Sunday, September 25, 2011

FALL!

At the slightest scent of smoke in the air, my heart is transported to Ashton.....Perhaps to the HUSKY HUT, watching the football game, listening to Ms. Howe cook hamburgers, and wearing a heavy jacket all at the same time.  Brisk walks with mom and dad on the exactly 2 mile route that encompassed our neighborhood, mom and dad showered ready for the day, Susan and I sporting pajama pants and one of dad's MANY jackets.  Spud Harvest!  Need I say more? 
Although fall is not really the same in Nevada (sometimes, I am not sure fall exists in Nevada), the feelings are the same.  An urgency to make pumpkin chocolate chip cookies, walk around the block as a family, break out the hot chocolate, and (yes you are reading this right) UNLEASH THE CHRISTMAS MUSIC!  I love fall. 
I also love that fall brings General Conference!  Last night I attended the Relief Society General Meeting.  It was pure genius.  President Uchtdorf made me want to live every day like it was my last, Sister Allred (who bears remarkable resemblance to my good friend's mother) makes me want to be kind, Sister Thompson makes me want to be brave because she has borne trials that I have not had to and with sheer grace!  I love her! 
It is Sister Beck, however, that today I want to thank (perhaps I should mail this straight to her). 
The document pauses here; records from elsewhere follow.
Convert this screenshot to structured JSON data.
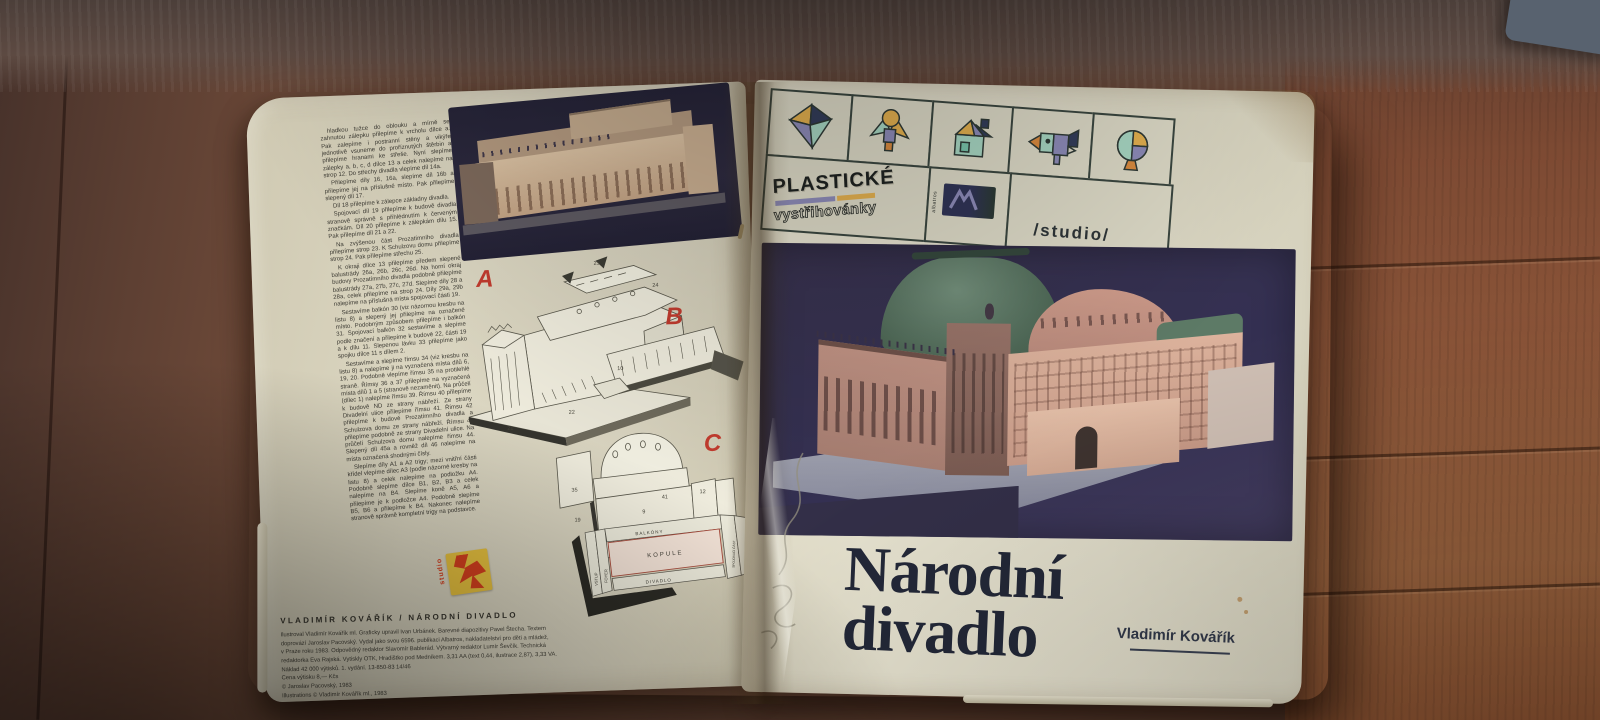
{
  "colors": {
    "accent_red": "#c23b2e",
    "brand_purple": "#8d8bb8",
    "brand_orange": "#e3b04f",
    "brand_navy": "#333d5a",
    "brand_teal": "#a7d6c2",
    "page_cream": "#ddd9c6",
    "photo_background": "#37324e",
    "title_ink": "#232838",
    "wood_brown": "#7a4e3b",
    "stamp_yellow": "#e8c23f",
    "stamp_red": "#d6401f"
  },
  "left_page": {
    "instructions": [
      "hladkou tužce do oblouku a mírně se zahnutou zálepku přilepíme k vrcholu dílce a. Pak zalepíme i postranní stěny a vikýře jednotlivě vsuneme do proříznutých štěrbin a přilepíme hranami ke střeše. Nyní slepíme zálepky a, b, c, d dílce 13 a celek nalepíme na strop 12. Do střechy divadla vlepíme díl 14a.",
      "Přilepíme díly 16, 16a, slepíme díl 16b a přilepíme jej na příslušné místo. Pak přilepíme slepený díl 17.",
      "Díl 18 přilepíme k zálepce základny divadla.",
      "Spojovací díl 19 přilepíme k budově divadla stranově správně s přihlédnutím k červeným značkám. Díl 20 přilepíme k zálepkám dílu 15. Pak přilepíme díl 21 a 22.",
      "Na zvýšenou část Prozatímního divadla přilepíme strop 23. K Schulzovu domu přilepíme strop 24. Pak přilepíme střechu 25.",
      "K okraji dílce 13 přilepíme předem slepené balustrády 26a, 26b, 26c, 26d. Na horní okraj budovy Prozatímního divadla podobně přilepíme balustrády 27a, 27b, 27c, 27d. Slepíme díly 28 a 28a, celek přilepíme na strop 24. Díly 29a, 29b nalepíme na příslušná místa spojovací části 19.",
      "Sestavíme balkón 30 (viz názornou kresbu na listu 8) a slepený jej přilepíme na označené místo. Podobným způsobem přilepíme i balkón 31. Spojovací balkón 32 sestavíme a slepíme podle značení a přilepíme k budově 22, části 19 a k dílu 11. Slepenou lávku 33 přilepíme jako spojku dílce 11 s dílem 2.",
      "Sestavíme a slepíme římsu 34 (viz kresbu na listu 8) a nalepíme ji na vyznačená místa dílů 6, 19, 20. Podobně vlepíme římsu 35 na protilehlé straně. Římsy 36 a 37 přilepíme na vyznačená místa dílů 1 a 5 (stranově nezaměnit). Na průčelí (dílec 1) nalepíme římsu 39. Římsu 40 přilepíme k budově ND ze strany nábřeží. Ze strany Divadelní ulice přilepíme římsu 41. Římsu 42 přilepíme k budově Prozatímního divadla a Schulzova domu ze strany nábřeží. Římsu 43 přilepíme podobně ze strany Divadelní ulice. Na průčelí Schulzova domu nalepíme římsu 44. Slepený díl 45a a rovněž díl 46 nalepíme na místa označená shodnými čísly.",
      "Slepíme díly A1 a A2 trigy; mezi vnitřní části křídel vlepíme dílec A3 (podle názorné kresby na listu 8) a celek nalepíme na podložku A4. Podobně slepíme dílce B1, B2, B3 a celek nalepíme na B4. Slepíme koně A5, A6 a přilepíme je k podložce A4. Podobně slepíme B5, B6 a přilepíme k B4. Nakonec nalepíme stranově správně kompletní trigy na podstavce."
    ],
    "diagram_letters": [
      "A",
      "B",
      "C"
    ],
    "part_numbers": [
      "23",
      "24",
      "10",
      "21",
      "22",
      "9",
      "41",
      "12",
      "35",
      "19"
    ],
    "plan": {
      "top_label": "BALKÓNY",
      "center_label": "KOPULE",
      "bottom_label": "DIVADLO",
      "left_labels": [
        "VSTUP",
        "FOYER"
      ],
      "right_labels": [
        "SPOJOVACÍ ČÁST",
        "PROZATÍMNÍ DIVADLO",
        "SCHULZŮV DŮM"
      ]
    },
    "stamp_text": "studio",
    "credits_title": "VLADIMÍR KOVÁŘÍK / NÁRODNÍ DIVADLO",
    "credits": [
      "Ilustroval Vladimír Kovářík ml. Graficky upravil Ivan Urbánek. Barevné diapozitivy Pavel Štecha. Textem",
      "doprovází Jaroslav Pacovský. Vydal jako svou 6596. publikaci Albatros, nakladatelství pro děti a mládež,",
      "v Praze roku 1983. Odpovědný redaktor Slavomír Bablerád. Výtvarný redaktor Lumír Ševčík. Technická",
      "redaktorka Eva Rajská. Vytiskly OTK, Hradištko pod Medníkem. 3,31 AA (text 0,44, ilustrace 2,87), 3,33 VA.",
      "Náklad 42 000 výtisků. 1. vydání. 13-850-83 14/46",
      "Cena výtisku 8,— Kčs",
      "© Jaroslav Pacovský, 1983",
      "Illustrations © Vladimír Kovářík ml., 1983"
    ]
  },
  "right_page": {
    "logo_icons": [
      "gem",
      "figure",
      "house",
      "bird",
      "balloon-tree"
    ],
    "brand_top": "PLASTICKÉ",
    "brand_bottom": "vystřihovánky",
    "publisher": "albatros",
    "studio_label": "/studio/",
    "title": [
      "Národní",
      "divadlo"
    ],
    "author": "Vladimír Kovářík"
  }
}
Throughout the years of my young motherhood, Sister Beck has spoken directly to my heart.  She has had the courage to say HARD things, many times, I am sure at the expense of her own popularity!  Her quotes rush through my mind at times, "BE BRILLIANT IN THE BASICS,"  "WHAT GOOD HAS MY LIFE DONE ME,"  "MOTHERS WHO KNOW......."  Today I would like to thank her for simply being an instrument that the Lord could use to shape my family's lives in countless ways.  I know what she speaks is TRUTH.  I have taken her "suggestions"  and cultivated them in my life.  They have grown into testimonies of God's love for families.  He has provided the WAY! 
One year as we were vacationing at Bear Lake, Elder L. Tom Perry happened to be our neighbor.  That week my dad went and bought a flat of the ever-popular Bear Lake Raspberries and delivered them to Elder Perry simply saying, "we never get to THANK-YOU for all of the things that you do."  I would like to take a flat of raspberries (electronically speaking) to Sister Beck.  In fact, I would like to thank all of my leaders who are CALLED of God to serve in callings that they did not ask for, but they were willing to take, simply because they love the LORD.  THANK YOU!